U.S. District Justice James Boasberg recently ordered that the Army Corps of Engineers needs to again review portions of its environmental and cultural assessment leading up to the approval of completion of the Dakota Access pipeline, ordered by Trump shortly after he took office in January.

“A group of Native Americans who asked to join a lawsuit filed by their tribes wanted to add Trump because his administration earlier this year pushed through completion of the long-stalled pipeline,” the Associated Press reported.

Boasberg said in his order that the Army Corps of Engineers building DAPL “failed to consider the impacts of any oil spills on “fishing rights, hunting rights, or environmental justice.”

Spearheaded by the Standing Rock Sioux Tribe and joined by other tribes, previous lawsuits have claimed the pipeline, which is currently operating without any issues, would threaten cultural and historical sites and could leak oil into the waters of Lake Oahe, even if the pipeline runs underground below the water source.

“The judge wrote that the Army Corps of Engineers “did not adequately consider the impacts of an oil spill on fishing rights, hunting rights, or environmental justice, or to which the pipeline’s effects are likely to be highly controversial,” the Sierra Club reported.

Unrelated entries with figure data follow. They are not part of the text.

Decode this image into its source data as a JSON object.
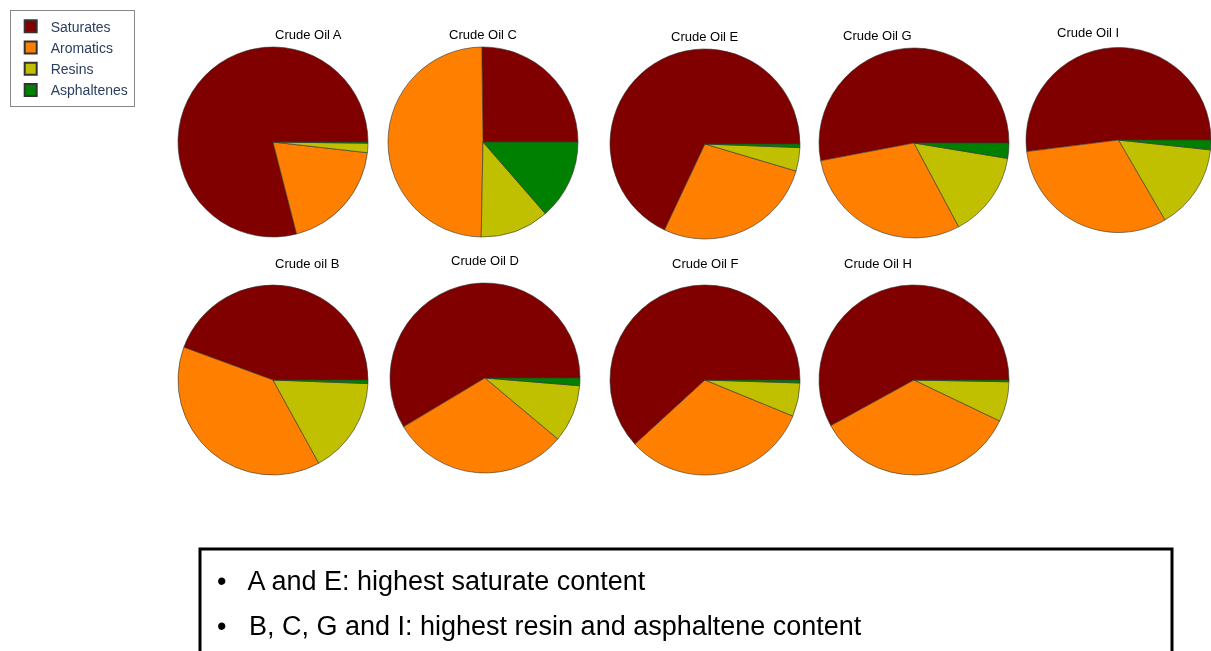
{
  "chart_data": [
    {
      "type": "pie",
      "title": "Crude Oil A",
      "categories": [
        "Saturates",
        "Aromatics",
        "Resins",
        "Asphaltenes"
      ],
      "values": [
        79,
        19.2,
        1.6,
        0.2
      ],
      "colors": [
        "#800000",
        "#ff8000",
        "#c0c000",
        "#008000"
      ],
      "legend": "top left"
    },
    {
      "type": "pie",
      "title": "Crude Oil C",
      "categories": [
        null,
        null,
        null,
        null
      ],
      "values": [
        25.2,
        49.5,
        11.7,
        13.6
      ],
      "colors": [
        "#800000",
        "#ff8000",
        "#c0c000",
        "#008000"
      ]
    },
    {
      "type": "pie",
      "title": "Crude Oil E",
      "categories": [
        null,
        null,
        null,
        null
      ],
      "values": [
        68,
        27.4,
        4,
        0.6
      ],
      "colors": [
        "#800000",
        "#ff8000",
        "#c0c000",
        "#008000"
      ]
    },
    {
      "type": "pie",
      "title": "Crude Oil G",
      "categories": [
        null,
        null,
        null,
        null
      ],
      "values": [
        53,
        29.8,
        14.6,
        2.6
      ],
      "colors": [
        "#800000",
        "#ff8000",
        "#c0c000",
        "#008000"
      ]
    },
    {
      "type": "pie",
      "title": "Crude Oil I",
      "categories": [
        null,
        null,
        null,
        null
      ],
      "values": [
        52,
        31.4,
        14.9,
        1.7
      ],
      "colors": [
        "#800000",
        "#ff8000",
        "#c0c000",
        "#008000"
      ]
    },
    {
      "type": "pie",
      "title": "Crude oil B",
      "categories": [
        null,
        null,
        null,
        null
      ],
      "values": [
        44.4,
        38.6,
        16.4,
        0.6
      ],
      "colors": [
        "#800000",
        "#ff8000",
        "#c0c000",
        "#008000"
      ]
    },
    {
      "type": "pie",
      "title": "Crude Oil D",
      "categories": [
        null,
        null,
        null,
        null
      ],
      "values": [
        58.6,
        30.3,
        9.8,
        1.3
      ],
      "colors": [
        "#800000",
        "#ff8000",
        "#c0c000",
        "#008000"
      ]
    },
    {
      "type": "pie",
      "title": "Crude Oil F",
      "categories": [
        null,
        null,
        null,
        null
      ],
      "values": [
        61.8,
        32,
        5.7,
        0.5
      ],
      "colors": [
        "#800000",
        "#ff8000",
        "#c0c000",
        "#008000"
      ]
    },
    {
      "type": "pie",
      "title": "Crude Oil H",
      "categories": [
        null,
        null,
        null,
        null
      ],
      "values": [
        58,
        34.9,
        6.8,
        0.3
      ],
      "colors": [
        "#800000",
        "#ff8000",
        "#c0c000",
        "#008000"
      ]
    },
    {
      "type": "other",
      "annotations": [
        "•   A and E: highest saturate content",
        "•   B, C, G and I: highest resin and asphaltene content"
      ]
    }
  ]
}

“While the judge did not rule whether pipeline operations must be shut off, there is judicial precedent for courts making such an order,” the Sierra Club reported.

In response, Sierra Club Our Wild America Director Lena Moffitt released the following statement:

Today’s ruling is a vindication for the Standing Rock Sioux whose only demands are that they be afforded the same rights to clean water and a protected home as millions of Americans across the country,” Sierra Club Our Wild America Director Lena Moffitt said in a statement. “As the Tribe, Water Protectors, and people across the country have declared for months, the slapdash decision approving this pipeline not only endangered the home, history, and heritage of the Standing Rock Sioux, it was illegal.

“Energy Transfer must immediately turn off this dirty and dangerous pipeline while the Army Corps conducts a thorough environmental review,” Mofitt said.

“Oil begins flowing commercially on June 1, according to a statement …. from Energy Transfer Partners,” owners of the pipeline, the Daily Caller reported.